Strength-Training Exercise: The Goblet Squat
The goblet squat, a movement invented by renowned strength coach Dan John, is perhaps the most simplistic, but effective squat variation in existence. What's great about the goblet squat is that it's almost impossible to do wrong, making it a perfect beginner squatting variation.
Just because it's easy and great for beginners, however, doesn't mean that it's of no use to veterans.
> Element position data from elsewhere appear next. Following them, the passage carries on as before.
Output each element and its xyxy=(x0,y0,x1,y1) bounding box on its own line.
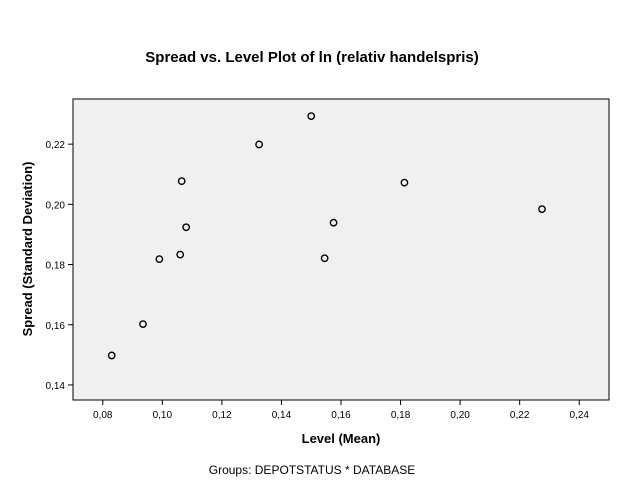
y-tick-label: 0,20 xyxy=(46,200,66,211)
y-axis-ticks: 0,14 0,16 0,18 0,20 0,22 xyxy=(46,140,73,392)
data-point xyxy=(155,255,164,264)
y-tick-label: 0,14 xyxy=(46,381,66,392)
x-tick-label: 0,08 xyxy=(93,410,113,421)
chart-title: Spread vs. Level Plot of ln (relativ han… xyxy=(145,49,478,66)
x-tick-label: 0,16 xyxy=(331,410,351,421)
y-axis-label: Spread (Standard Deviation) xyxy=(20,162,35,337)
data-point xyxy=(255,140,264,149)
y-tick-label: 0,18 xyxy=(46,261,66,272)
x-axis-ticks: 0,08 0,10 0,12 0,14 0,16 0,18 0,20 0,22 0,24 xyxy=(93,400,589,421)
x-tick-label: 0,14 xyxy=(272,410,292,421)
x-tick-label: 0,10 xyxy=(153,410,173,421)
data-point xyxy=(320,254,329,263)
x-axis-label: Level (Mean) xyxy=(302,431,381,446)
x-tick-label: 0,12 xyxy=(212,410,232,421)
groups-footnote: Groups: DEPOTSTATUS * DATABASE xyxy=(209,463,416,477)
x-tick-label: 0,22 xyxy=(510,410,530,421)
data-point xyxy=(182,223,191,232)
data-point xyxy=(538,205,546,214)
data-point xyxy=(177,177,186,186)
data-point xyxy=(107,351,116,360)
x-tick-label: 0,24 xyxy=(569,410,589,421)
data-point xyxy=(400,178,409,187)
x-tick-label: 0,20 xyxy=(450,410,470,421)
data-point xyxy=(176,250,185,259)
data-point xyxy=(139,320,147,329)
y-tick-label: 0,16 xyxy=(46,321,66,332)
data-point xyxy=(329,218,338,227)
y-tick-label: 0,22 xyxy=(46,140,66,151)
plot-area xyxy=(72,98,610,401)
x-tick-label: 0,18 xyxy=(391,410,411,421)
data-points xyxy=(107,112,546,360)
data-point xyxy=(307,112,316,121)
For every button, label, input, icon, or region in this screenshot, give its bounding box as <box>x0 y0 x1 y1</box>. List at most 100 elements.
The goblet squat allows for heavy loading (it makes the movement more difficult, which means you just pick up a heavier weight), just like front squats (which is essentially the same movement, but done with a barbell instead of kettlebells or dumbbells), so after you're comfortable with the movement, you can start to go heavy with it.
Follow these steps to do the goblet squat:
Grab a kettlebell or a dumbbell and hold it snuggly in front of your chest.
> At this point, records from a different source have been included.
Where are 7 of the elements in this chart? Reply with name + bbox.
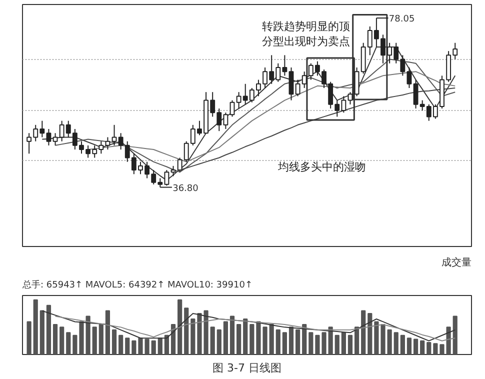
text: 成交量 bbox=[442, 256, 472, 268]
annotation: 78.05 bbox=[388, 14, 415, 25]
annotation: 均线多头中的湿吻 bbox=[277, 160, 366, 174]
chart-subtitle: 总手: 65943↑ MAVOL5: 64392↑ MAVOL10: 39910↑ bbox=[22, 280, 252, 290]
annotation: 转跌趋势明显的顶分型出现时为卖点 bbox=[262, 20, 350, 48]
caption: 图 3-7 日线图 bbox=[212, 362, 282, 374]
annotation: 36.80 bbox=[172, 184, 199, 194]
This is called the goblet position.
Assume a shoulder-width stance — maybe a smidgen wider — and point your toes slightly out.
The weight also acts as a counterbalance to help you achieve more depth.
Pull yourself down between your legs and go as low as you can with a flat back while keeping your heels on the ground.
Imagine you're trying to sit down on a curb. Don't forget to breathe. Take a deep breath into your belly before you lower into the squat, and breathe forcefully out as you ascend.
After you hit your maximum depth, push your heels into the ground, and stand straight up to finish the movement.
Your hips and shoulders should ascend at the same rate, not one before the other.